Which tool can accurately obtain kernel performance, ncu or nsys?

I am trying to obtain accurate performance data for a GPU Matmul operator. The test sample is adapted from CUDALibrarySamples/cuBLASLt/LtNvfp4Matmul at main · NVIDIA/CUDALibrarySamples · GitHub , and I have used two methods for testing (B200 cuda12.8):

  1. Using ncu --clock-control none --set full ../LtNvfp4Matmul/build/sample_cublasLt_LtNvfp4Matmul 16 8192 5120 0 1 0, the duration obtained is 11.15 µs.
  2. Using nsys profile --trace=cuda,nvtx --stats=true ../LtNvfp4Matmul/build/sample_cublasLt_LtNvfp4Matmul 8192 8192 5120 0 1 0, the kernel execution time obtained is 7.0 µs.

There is a significant discrepancy between the times measured by the two tools. Which one should I trust?
Is the kernel execution time measured with nsys accurate? Are warm-up operations or other steps necessary?
If I need to obtain real and accurate kernel performance data in a production environment, which tool should I use for testing, and how should I conduct the test?

This is a memory-bound case. If the kernel time is 7.0 µs, then the equivalent bandwidth is 3–4 TB/s, which is only half of the B200’s HBM bandwidth. Could it be that this 7.0 µs is also inaccurate, and the actual kernel execution time should be shorter?

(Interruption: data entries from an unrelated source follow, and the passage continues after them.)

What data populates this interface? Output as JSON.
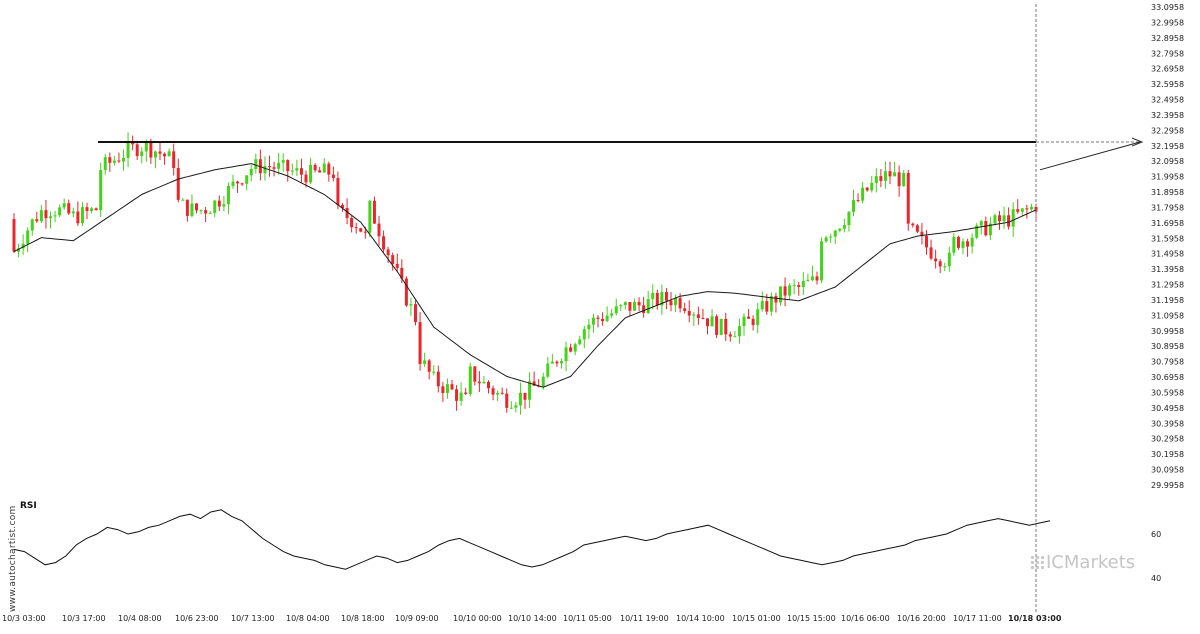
{
  "chart_data": [
    {
      "type": "candlestick",
      "ylim": [
        29.9958,
        33.0958
      ],
      "y_ticks": [
        "33.0958",
        "32.9958",
        "32.8958",
        "32.7958",
        "32.6958",
        "32.5958",
        "32.4958",
        "32.3958",
        "32.2958",
        "32.1958",
        "32.0958",
        "31.9958",
        "31.8958",
        "31.7958",
        "31.6958",
        "31.5958",
        "31.4958",
        "31.3958",
        "31.2958",
        "31.1958",
        "31.0958",
        "30.9958",
        "30.8958",
        "30.7958",
        "30.6958",
        "30.5958",
        "30.4958",
        "30.3958",
        "30.2958",
        "30.1958",
        "30.0958",
        "29.9958"
      ],
      "x_ticks": [
        "10/3 03:00",
        "10/3 17:00",
        "10/4 08:00",
        "10/6 23:00",
        "10/7 13:00",
        "10/8 04:00",
        "10/8 18:00",
        "10/9 09:00",
        "10/10 00:00",
        "10/10 14:00",
        "10/11 05:00",
        "10/11 19:00",
        "10/14 10:00",
        "10/15 01:00",
        "10/15 15:00",
        "10/16 06:00",
        "10/16 20:00",
        "10/17 11:00",
        "10/18 03:00"
      ],
      "highlighted_x_tick": "10/18 03:00",
      "moving_average_anchors": [
        [
          0,
          31.51
        ],
        [
          6,
          31.6
        ],
        [
          13,
          31.58
        ],
        [
          20,
          31.72
        ],
        [
          28,
          31.88
        ],
        [
          36,
          31.98
        ],
        [
          44,
          32.04
        ],
        [
          52,
          32.08
        ],
        [
          60,
          32.0
        ],
        [
          68,
          31.88
        ],
        [
          76,
          31.7
        ],
        [
          84,
          31.38
        ],
        [
          92,
          31.02
        ],
        [
          100,
          30.84
        ],
        [
          108,
          30.7
        ],
        [
          116,
          30.63
        ],
        [
          122,
          30.7
        ],
        [
          128,
          30.9
        ],
        [
          134,
          31.08
        ],
        [
          140,
          31.15
        ],
        [
          146,
          31.22
        ],
        [
          152,
          31.25
        ],
        [
          158,
          31.24
        ],
        [
          166,
          31.21
        ],
        [
          172,
          31.19
        ],
        [
          180,
          31.28
        ],
        [
          186,
          31.42
        ],
        [
          192,
          31.56
        ],
        [
          198,
          31.61
        ],
        [
          206,
          31.64
        ],
        [
          212,
          31.67
        ],
        [
          218,
          31.7
        ],
        [
          224,
          31.78
        ]
      ],
      "resistance_level": 32.22,
      "forecast_arrow": {
        "from": 32.04,
        "to": 32.22
      },
      "volatility_note": "candles generated from approximate path"
    },
    {
      "type": "line",
      "title": "RSI",
      "ylim": [
        30,
        80
      ],
      "y_ticks": [
        "60",
        "40"
      ],
      "values": [
        53,
        52,
        49,
        46,
        47,
        50,
        55,
        58,
        60,
        63,
        62,
        60,
        61,
        63,
        64,
        66,
        68,
        69,
        67,
        70,
        71,
        68,
        66,
        62,
        58,
        55,
        52,
        50,
        49,
        48,
        46,
        45,
        44,
        46,
        48,
        50,
        49,
        47,
        48,
        50,
        52,
        55,
        57,
        58,
        56,
        54,
        52,
        50,
        48,
        46,
        45,
        46,
        48,
        50,
        52,
        55,
        56,
        57,
        58,
        59,
        58,
        57,
        58,
        60,
        61,
        62,
        63,
        64,
        62,
        60,
        58,
        56,
        54,
        52,
        50,
        49,
        48,
        47,
        46,
        47,
        48,
        50,
        51,
        52,
        53,
        54,
        55,
        57,
        58,
        59,
        60,
        62,
        64,
        65,
        66,
        67,
        66,
        65,
        64,
        65,
        66
      ]
    }
  ],
  "labels": {
    "rsi_title": "RSI",
    "side_credit": "www.autochartist.com",
    "watermark": "ICMarkets"
  },
  "colors": {
    "bull": "#44d21a",
    "bear": "#e8262b",
    "ma": "#1a1a1a",
    "resistance": "#111111",
    "grid_text": "#222222",
    "divider": "#888888",
    "rsi_line": "#111111"
  }
}
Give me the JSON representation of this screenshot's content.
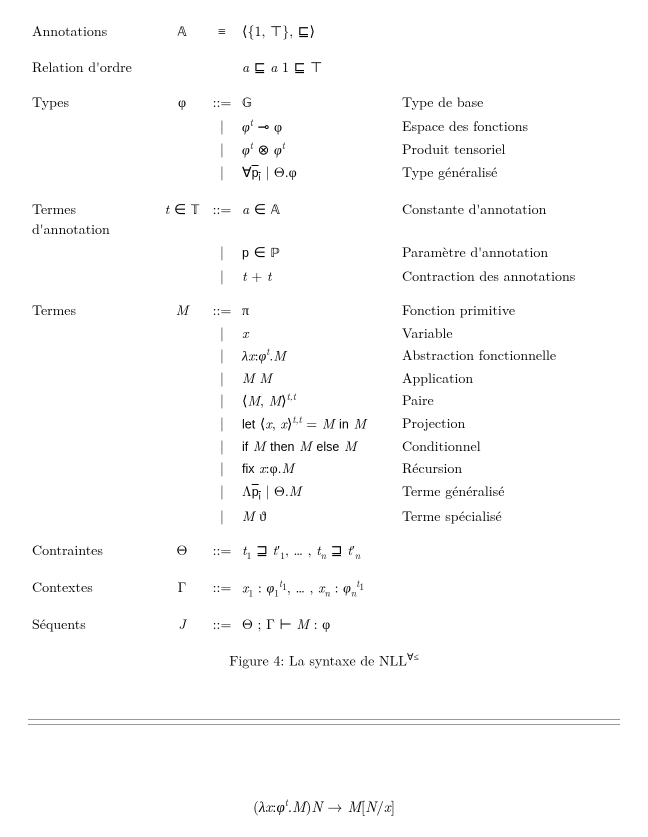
{
  "rows": {
    "annotations": {
      "label": "Annotations",
      "sym": "𝔸",
      "op": "≡",
      "prod": "⟨{1, ⊤}, ⊑⟩",
      "desc": ""
    },
    "relation": {
      "label": "Relation d'ordre",
      "sym": "",
      "op": "",
      "prod": "a ⊑ a        1 ⊑ ⊤",
      "desc": ""
    },
    "types": {
      "label": "Types",
      "sym": "φ",
      "op": "::=",
      "lines": [
        {
          "prod": "𝔾",
          "desc": "Type de base"
        },
        {
          "prod": "φᵗ ⊸ φ",
          "desc": "Espace des fonctions"
        },
        {
          "prod": "φᵗ ⊗ φᵗ",
          "desc": "Produit tensoriel"
        },
        {
          "prod": "∀p̅ᵢ | Θ.φ",
          "desc": "Type généralisé"
        }
      ]
    },
    "annterms": {
      "label": "Termes d'annotation",
      "sym": "t ∈ 𝕋",
      "op": "::=",
      "lines": [
        {
          "prod": "a ∈ 𝔸",
          "desc": "Constante d'annotation"
        },
        {
          "prod": "p ∈ ℙ",
          "desc": "Paramètre d'annotation"
        },
        {
          "prod": "t + t",
          "desc": "Contraction des annotations"
        }
      ]
    },
    "terms": {
      "label": "Termes",
      "sym": "M",
      "op": "::=",
      "lines": [
        {
          "prod": "π",
          "desc": "Fonction primitive"
        },
        {
          "prod": "x",
          "desc": "Variable"
        },
        {
          "prod": "λx:φᵗ.M",
          "desc": "Abstraction fonctionnelle"
        },
        {
          "prod": "M M",
          "desc": "Application"
        },
        {
          "prod": "⟨M, M⟩ᵗ,ᵗ",
          "desc": "Paire"
        },
        {
          "prod": "let ⟨x, x⟩ᵗ,ᵗ = M in M",
          "desc": "Projection",
          "kw": true
        },
        {
          "prod": "if M then M else M",
          "desc": "Conditionnel",
          "kw": true
        },
        {
          "prod": "fix x:φ.M",
          "desc": "Récursion",
          "kw": true
        },
        {
          "prod": "Λp̅ᵢ | Θ.M",
          "desc": "Terme généralisé"
        },
        {
          "prod": "M ϑ",
          "desc": "Terme spécialisé"
        }
      ]
    },
    "constraints": {
      "label": "Contraintes",
      "sym": "Θ",
      "op": "::=",
      "prod": "t₁ ⊒ t′₁, … , tₙ ⊒ t′ₙ",
      "desc": ""
    },
    "contexts": {
      "label": "Contextes",
      "sym": "Γ",
      "op": "::=",
      "prod": "x₁ : φ₁ᵗ¹, … , xₙ : φₙᵗ¹",
      "desc": ""
    },
    "sequents": {
      "label": "Séquents",
      "sym": "J",
      "op": "::=",
      "prod": "Θ ; Γ ⊢ M : φ",
      "desc": ""
    }
  },
  "caption": "Figure 4: La syntaxe de NLL∀≤",
  "beta_rule": "(λx:φᵗ.M)N → M[N/x]"
}
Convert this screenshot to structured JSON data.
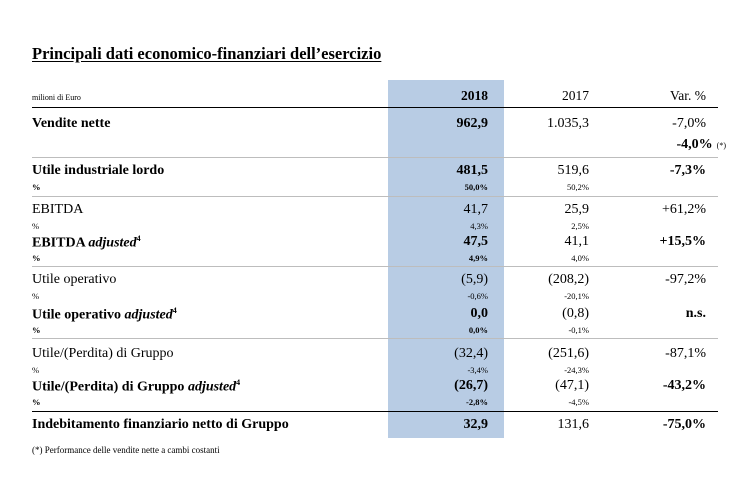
{
  "title": "Principali dati economico-finanziari dell’esercizio",
  "unit_label": "milioni di Euro",
  "columns": {
    "y2018": "2018",
    "y2017": "2017",
    "var": "Var. %"
  },
  "rows": [
    {
      "label": "Vendite nette",
      "v2018": "962,9",
      "v2017": "1.035,3",
      "var": "-7,0%",
      "var2": "-4,0%",
      "var2_note": "(*)"
    },
    {
      "label": "Utile industriale lordo",
      "v2018": "481,5",
      "v2017": "519,6",
      "var": "-7,3%",
      "pct_label": "%",
      "p2018": "50,0%",
      "p2017": "50,2%"
    },
    {
      "label": "EBITDA",
      "v2018": "41,7",
      "v2017": "25,9",
      "var": "+61,2%",
      "pct_label": "%",
      "p2018": "4,3%",
      "p2017": "2,5%"
    },
    {
      "label_main": "EBITDA ",
      "label_italic": "adjusted",
      "label_sup": "4",
      "v2018": "47,5",
      "v2017": "41,1",
      "var": "+15,5%",
      "pct_label": "%",
      "p2018": "4,9%",
      "p2017": "4,0%"
    },
    {
      "label": "Utile operativo",
      "v2018": "(5,9)",
      "v2017": "(208,2)",
      "var": "-97,2%",
      "pct_label": "%",
      "p2018": "-0,6%",
      "p2017": "-20,1%"
    },
    {
      "label_main": "Utile operativo ",
      "label_italic": "adjusted",
      "label_sup": "4",
      "v2018": "0,0",
      "v2017": "(0,8)",
      "var": "n.s.",
      "pct_label": "%",
      "p2018": "0,0%",
      "p2017": "-0,1%"
    },
    {
      "label": "Utile/(Perdita) di Gruppo",
      "v2018": "(32,4)",
      "v2017": "(251,6)",
      "var": "-87,1%",
      "pct_label": "%",
      "p2018": "-3,4%",
      "p2017": "-24,3%"
    },
    {
      "label_main": "Utile/(Perdita) di Gruppo ",
      "label_italic": "adjusted",
      "label_sup": "4",
      "v2018": "(26,7)",
      "v2017": "(47,1)",
      "var": "-43,2%",
      "pct_label": "%",
      "p2018": "-2,8%",
      "p2017": "-4,5%"
    },
    {
      "label": "Indebitamento finanziario netto di Gruppo",
      "v2018": "32,9",
      "v2017": "131,6",
      "var": "-75,0%"
    }
  ],
  "footnote": "(*) Performance delle vendite nette a cambi costanti"
}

There are two likely reasons why the time differs:

  1. In the case of NCU the default command line option is to --cache-control=all which is going to clear all of the caches. If a previous workload (copy or kernel) had primed the caches then the data will be lost and will need to be fetched from device memory or system memory. Consider running with application replay --replay-mode=application (or app-range) and --cache-control=none
  2. NCU and NSYS capture the start timestamp and end timestamp differently which can result in 0.5 - 2 µs difference.

NCU Timestamps

  • Start Timestamp is captured by inserting a command into the command buffer to write out a timestamp prior to the grid launch command but after any additional work such as copying parameters into device memory is done. The duration will include part of the compute pipe from the hardware schedule to the compute work distributor. This can add 0.5 - 2.0 µs.
  • Stop Timestamp is after the grid completes its MEMBAR guaranteeing all memory writes have been ACK’d either at system memory or GPU L2.

NSYS Timestamps

  • The Start Timestamp is captured using different techniques:
    • If Hardware Event Trace is available on the GPU (Blackwell+) and OS (not supported on some mobile and vGPU environments at this time), then this is used. The Start Timestamp when the Compute Work Distributor launches the first CTA. This can still be 100s of cycles before the first instruction is issued.
    • Else, CUPTI will add additional instructions before the user kernel that are executed by every warp. Warp 0 will write out a timestamp to memory. This adds per warp overhead and is not used by NCU due to the impact on the performance counters.
  • The End Timestamp is captured using different technicques:
    • If Hardware Event Trace is available, then this is after the grid complete the MEMBAR.
    • Else, CUPTI will have hardware generate a timestamp after the MEMBAR completes.
    • These two should be very close.